Previous studies have found that a low level of m⁶A was associated with the occurrence of cervical cancer. In addition, the decrease in m6A level was positively associated with The International Federation of Gynecology and Obstetrics stage, tumor size, degree of differentiation, lymph node invasion and tumor recurrence (100). The results suggested that m⁶A methylation site in mRNA may serve as a potential therapeutic target for cervical cancer and could be used as an independent prognostic factor for predicting disease-free survival and overall survival times in patients with cervical cancer (101,102).

In gastric cancer, the expression level of ALKBH5, a m⁶A ‘eraser’, was significantly decreased in highly invasive diffuse gastric adenocarcinoma compared with that in adjacent tissues. The knockdown of ALKBH5 could decrease the mRNA and protein expression levels of E-cadherin and increase the expression level of interstitial markers, such as snail (103) and N-cadherin (104). Further investigation showed that the downregulation of ALKBH5 could decrease the ability of mRNA demethylation and promote the methylation level, which reduced the stability of E-cadherin mRNA and promoted the invasion of tumor cells. Furthermore, ALKBH5, as a tumor suppressor gene in gastric cancer (105), could suppress EMT, migration, and invasion of gastric cancer cells by inhibiting the mRNA and protein expression levels of MMP-2 and MMP-9. In addition, WTAP was found to play an important role in the progression and metastasis of gastric cancer, and was associated with poor differentiation, lymph node metastasis, high TNM stages and poor prognosis (106). M⁶A may also be an important molecular marker for monitoring gastric cancer. Furthermore, the expression level of METTL-3 was positively associated with the prognosis, tumor grade and tumor stage in patients with gastric cancer (107). In addition, METTL-3 was associated with the mRNA and protein expression levels of a-smooth muscle actin to regulate the proliferation and migration of gastric cancer cells, which could be a potential target for the treatment of gastric cancer in the future (108,109).

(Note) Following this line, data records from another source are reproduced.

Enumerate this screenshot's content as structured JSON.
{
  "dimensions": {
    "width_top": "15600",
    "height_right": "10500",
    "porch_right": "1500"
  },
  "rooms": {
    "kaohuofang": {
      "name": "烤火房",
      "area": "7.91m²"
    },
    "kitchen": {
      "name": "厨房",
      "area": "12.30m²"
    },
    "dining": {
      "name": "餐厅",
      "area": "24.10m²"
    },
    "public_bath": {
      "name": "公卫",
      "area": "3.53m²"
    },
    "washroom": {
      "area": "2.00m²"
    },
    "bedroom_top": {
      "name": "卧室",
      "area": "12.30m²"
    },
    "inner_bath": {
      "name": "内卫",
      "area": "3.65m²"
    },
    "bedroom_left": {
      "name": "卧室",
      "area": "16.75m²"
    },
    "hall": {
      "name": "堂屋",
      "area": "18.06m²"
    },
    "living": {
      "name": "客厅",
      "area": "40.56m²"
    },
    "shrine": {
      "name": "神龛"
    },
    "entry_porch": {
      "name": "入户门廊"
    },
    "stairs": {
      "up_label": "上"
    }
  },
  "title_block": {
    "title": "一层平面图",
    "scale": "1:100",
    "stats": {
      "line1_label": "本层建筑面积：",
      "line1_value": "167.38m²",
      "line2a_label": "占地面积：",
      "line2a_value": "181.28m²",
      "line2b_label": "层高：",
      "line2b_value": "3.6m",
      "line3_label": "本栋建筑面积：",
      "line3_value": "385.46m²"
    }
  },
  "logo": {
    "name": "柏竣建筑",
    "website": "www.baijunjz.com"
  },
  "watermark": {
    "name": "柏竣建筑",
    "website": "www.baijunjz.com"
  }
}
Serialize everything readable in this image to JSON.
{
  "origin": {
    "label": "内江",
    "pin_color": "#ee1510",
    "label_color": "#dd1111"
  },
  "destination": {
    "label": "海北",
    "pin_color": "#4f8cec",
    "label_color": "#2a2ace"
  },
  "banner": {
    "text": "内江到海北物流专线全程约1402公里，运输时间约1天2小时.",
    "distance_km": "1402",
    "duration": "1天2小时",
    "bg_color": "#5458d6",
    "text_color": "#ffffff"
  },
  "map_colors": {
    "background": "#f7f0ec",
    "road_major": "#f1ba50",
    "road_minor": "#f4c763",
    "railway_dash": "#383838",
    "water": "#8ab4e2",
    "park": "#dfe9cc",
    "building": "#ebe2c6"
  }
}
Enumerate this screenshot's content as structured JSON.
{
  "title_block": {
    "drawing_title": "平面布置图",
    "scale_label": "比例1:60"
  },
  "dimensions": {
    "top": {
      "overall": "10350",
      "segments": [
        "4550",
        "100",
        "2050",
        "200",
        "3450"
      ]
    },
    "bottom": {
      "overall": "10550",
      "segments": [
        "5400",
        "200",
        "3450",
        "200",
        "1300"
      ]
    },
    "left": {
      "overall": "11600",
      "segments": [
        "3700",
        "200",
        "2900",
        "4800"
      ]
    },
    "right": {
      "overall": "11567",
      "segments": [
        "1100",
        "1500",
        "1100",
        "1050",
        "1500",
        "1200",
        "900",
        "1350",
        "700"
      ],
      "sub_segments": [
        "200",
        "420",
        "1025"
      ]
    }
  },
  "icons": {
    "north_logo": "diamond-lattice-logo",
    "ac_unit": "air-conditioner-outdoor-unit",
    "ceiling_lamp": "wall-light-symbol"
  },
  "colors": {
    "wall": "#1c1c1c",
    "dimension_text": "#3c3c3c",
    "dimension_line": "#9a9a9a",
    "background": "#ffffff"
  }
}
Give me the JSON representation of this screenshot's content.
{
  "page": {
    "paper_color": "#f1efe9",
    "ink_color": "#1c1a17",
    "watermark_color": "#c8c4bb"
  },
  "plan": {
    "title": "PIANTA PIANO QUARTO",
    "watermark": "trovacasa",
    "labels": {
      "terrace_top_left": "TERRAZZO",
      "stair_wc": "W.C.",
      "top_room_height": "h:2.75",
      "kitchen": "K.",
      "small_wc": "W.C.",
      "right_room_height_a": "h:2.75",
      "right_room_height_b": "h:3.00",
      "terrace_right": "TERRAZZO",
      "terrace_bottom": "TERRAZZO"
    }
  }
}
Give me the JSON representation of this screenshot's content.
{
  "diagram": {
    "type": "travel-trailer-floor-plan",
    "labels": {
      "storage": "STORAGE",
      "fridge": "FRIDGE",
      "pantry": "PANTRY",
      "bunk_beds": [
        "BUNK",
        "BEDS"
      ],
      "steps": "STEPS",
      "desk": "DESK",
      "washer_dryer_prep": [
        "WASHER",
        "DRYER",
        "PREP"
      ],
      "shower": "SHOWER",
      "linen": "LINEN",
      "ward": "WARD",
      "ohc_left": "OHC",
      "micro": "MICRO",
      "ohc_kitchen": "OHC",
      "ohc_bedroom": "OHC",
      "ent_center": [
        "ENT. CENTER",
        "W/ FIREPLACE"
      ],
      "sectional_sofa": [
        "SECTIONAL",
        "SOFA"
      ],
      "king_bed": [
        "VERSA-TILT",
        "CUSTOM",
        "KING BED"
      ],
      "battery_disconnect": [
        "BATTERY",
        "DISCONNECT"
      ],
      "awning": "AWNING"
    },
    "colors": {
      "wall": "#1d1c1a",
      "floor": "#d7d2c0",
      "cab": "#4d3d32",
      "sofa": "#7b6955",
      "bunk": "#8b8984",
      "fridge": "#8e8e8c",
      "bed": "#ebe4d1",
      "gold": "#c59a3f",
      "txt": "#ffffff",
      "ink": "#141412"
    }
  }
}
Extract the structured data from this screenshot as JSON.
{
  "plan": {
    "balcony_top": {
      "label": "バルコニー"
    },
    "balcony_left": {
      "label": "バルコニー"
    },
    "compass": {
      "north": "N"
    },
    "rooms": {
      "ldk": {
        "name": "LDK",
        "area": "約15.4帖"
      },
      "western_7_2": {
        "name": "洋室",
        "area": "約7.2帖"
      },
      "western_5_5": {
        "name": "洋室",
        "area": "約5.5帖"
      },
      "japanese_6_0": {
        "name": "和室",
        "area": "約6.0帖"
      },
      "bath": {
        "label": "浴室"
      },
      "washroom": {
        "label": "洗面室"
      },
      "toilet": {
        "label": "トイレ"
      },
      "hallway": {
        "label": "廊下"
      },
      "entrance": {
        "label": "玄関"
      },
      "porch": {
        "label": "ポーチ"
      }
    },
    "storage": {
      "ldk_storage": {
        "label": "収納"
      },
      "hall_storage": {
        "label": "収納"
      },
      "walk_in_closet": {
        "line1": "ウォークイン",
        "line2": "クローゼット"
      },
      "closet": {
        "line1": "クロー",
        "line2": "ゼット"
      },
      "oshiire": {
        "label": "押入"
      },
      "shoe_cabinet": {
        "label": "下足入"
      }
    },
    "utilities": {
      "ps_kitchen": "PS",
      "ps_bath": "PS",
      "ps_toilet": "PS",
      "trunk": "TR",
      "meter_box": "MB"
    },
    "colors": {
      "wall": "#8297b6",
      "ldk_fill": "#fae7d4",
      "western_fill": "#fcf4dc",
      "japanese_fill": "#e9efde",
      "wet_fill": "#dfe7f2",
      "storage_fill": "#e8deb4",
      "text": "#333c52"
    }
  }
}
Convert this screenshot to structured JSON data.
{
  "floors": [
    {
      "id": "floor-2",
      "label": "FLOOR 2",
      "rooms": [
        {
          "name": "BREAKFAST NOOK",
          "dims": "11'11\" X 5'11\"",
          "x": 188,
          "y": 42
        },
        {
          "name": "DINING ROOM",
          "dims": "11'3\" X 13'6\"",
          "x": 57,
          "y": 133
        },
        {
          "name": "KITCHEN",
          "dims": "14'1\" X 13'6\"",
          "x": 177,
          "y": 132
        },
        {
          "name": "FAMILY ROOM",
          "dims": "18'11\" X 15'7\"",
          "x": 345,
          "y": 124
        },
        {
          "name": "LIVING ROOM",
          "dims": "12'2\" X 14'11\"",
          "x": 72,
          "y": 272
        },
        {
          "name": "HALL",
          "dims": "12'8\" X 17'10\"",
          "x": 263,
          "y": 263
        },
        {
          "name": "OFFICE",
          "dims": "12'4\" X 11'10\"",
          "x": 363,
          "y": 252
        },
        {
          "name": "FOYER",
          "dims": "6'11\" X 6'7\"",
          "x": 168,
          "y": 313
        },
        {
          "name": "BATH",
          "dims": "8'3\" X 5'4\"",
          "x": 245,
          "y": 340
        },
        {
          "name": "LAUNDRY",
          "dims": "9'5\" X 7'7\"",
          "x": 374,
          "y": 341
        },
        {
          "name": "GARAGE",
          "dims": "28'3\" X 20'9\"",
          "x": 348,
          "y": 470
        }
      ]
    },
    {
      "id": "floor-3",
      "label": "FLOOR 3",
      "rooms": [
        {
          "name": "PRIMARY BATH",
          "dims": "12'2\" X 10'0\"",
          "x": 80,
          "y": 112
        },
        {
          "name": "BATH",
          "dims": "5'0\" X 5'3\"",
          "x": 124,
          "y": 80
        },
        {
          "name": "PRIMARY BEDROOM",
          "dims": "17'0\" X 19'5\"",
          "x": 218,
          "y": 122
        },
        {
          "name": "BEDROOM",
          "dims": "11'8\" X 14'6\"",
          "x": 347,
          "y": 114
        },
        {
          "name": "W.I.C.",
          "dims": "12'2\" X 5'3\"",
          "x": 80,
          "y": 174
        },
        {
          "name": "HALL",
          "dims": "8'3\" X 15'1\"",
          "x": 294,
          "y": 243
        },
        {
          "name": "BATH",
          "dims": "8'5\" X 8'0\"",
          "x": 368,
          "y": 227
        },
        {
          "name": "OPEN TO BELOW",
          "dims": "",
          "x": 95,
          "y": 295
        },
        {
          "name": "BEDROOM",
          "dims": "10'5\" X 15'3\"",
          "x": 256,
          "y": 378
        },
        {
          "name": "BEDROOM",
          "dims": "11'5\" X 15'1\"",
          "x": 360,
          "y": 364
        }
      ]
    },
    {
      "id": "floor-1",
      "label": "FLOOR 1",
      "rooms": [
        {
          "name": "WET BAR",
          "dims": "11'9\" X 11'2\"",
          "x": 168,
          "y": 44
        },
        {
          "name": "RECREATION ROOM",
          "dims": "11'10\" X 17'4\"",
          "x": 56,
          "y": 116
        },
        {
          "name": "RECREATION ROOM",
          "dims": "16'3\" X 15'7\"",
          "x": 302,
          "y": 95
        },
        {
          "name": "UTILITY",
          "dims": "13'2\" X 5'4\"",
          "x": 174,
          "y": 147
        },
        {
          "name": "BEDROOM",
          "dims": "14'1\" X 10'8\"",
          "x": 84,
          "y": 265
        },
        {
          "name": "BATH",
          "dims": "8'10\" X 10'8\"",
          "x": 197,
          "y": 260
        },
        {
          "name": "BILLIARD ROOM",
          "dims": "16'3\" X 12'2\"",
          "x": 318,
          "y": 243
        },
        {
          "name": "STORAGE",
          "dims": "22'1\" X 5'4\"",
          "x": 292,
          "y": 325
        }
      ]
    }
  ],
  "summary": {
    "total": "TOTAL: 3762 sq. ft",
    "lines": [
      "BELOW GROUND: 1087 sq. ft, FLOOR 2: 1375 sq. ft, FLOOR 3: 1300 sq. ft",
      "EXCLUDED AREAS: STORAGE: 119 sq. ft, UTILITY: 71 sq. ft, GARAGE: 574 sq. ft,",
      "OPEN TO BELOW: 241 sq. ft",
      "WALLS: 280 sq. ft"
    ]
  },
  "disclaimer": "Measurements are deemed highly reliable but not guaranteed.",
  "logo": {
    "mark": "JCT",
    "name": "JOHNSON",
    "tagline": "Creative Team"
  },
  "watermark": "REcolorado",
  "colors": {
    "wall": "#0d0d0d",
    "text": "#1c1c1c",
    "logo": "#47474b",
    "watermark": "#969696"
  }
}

They regulate the level of m⁶A through direct or indirect modification and participate in tumor progression. WTAP enhanced the expression of marrow zinc finger 1 (MZF1) by reducing the level of m⁶A and destabilizing MZF1 mRNA in bone, thus promoting the progression of lung squamous cell carcinoma. YTHDF2 and miR-495 inhibited the progression of prostate cancer by indirectly downregulating the level of m⁶A methylation (110). ALKBH5 maintained the expression level of fork box protein M1 mRNA by promoting m⁶A demethylation, which retained the tumorigenicity of glioblastoma stem cells (52). The aforementioned studies revealed the importance of m⁶A modification in different types of cancer. The dynamic change of m⁶A methylation has various regulatory effects on cancer cells (111). By revealing the previously unidentified regulation mechanism in tumors, further studies will provide bases for exploring the pathogenesis of tumors and developing new potential targets for cancer treatment (112,113).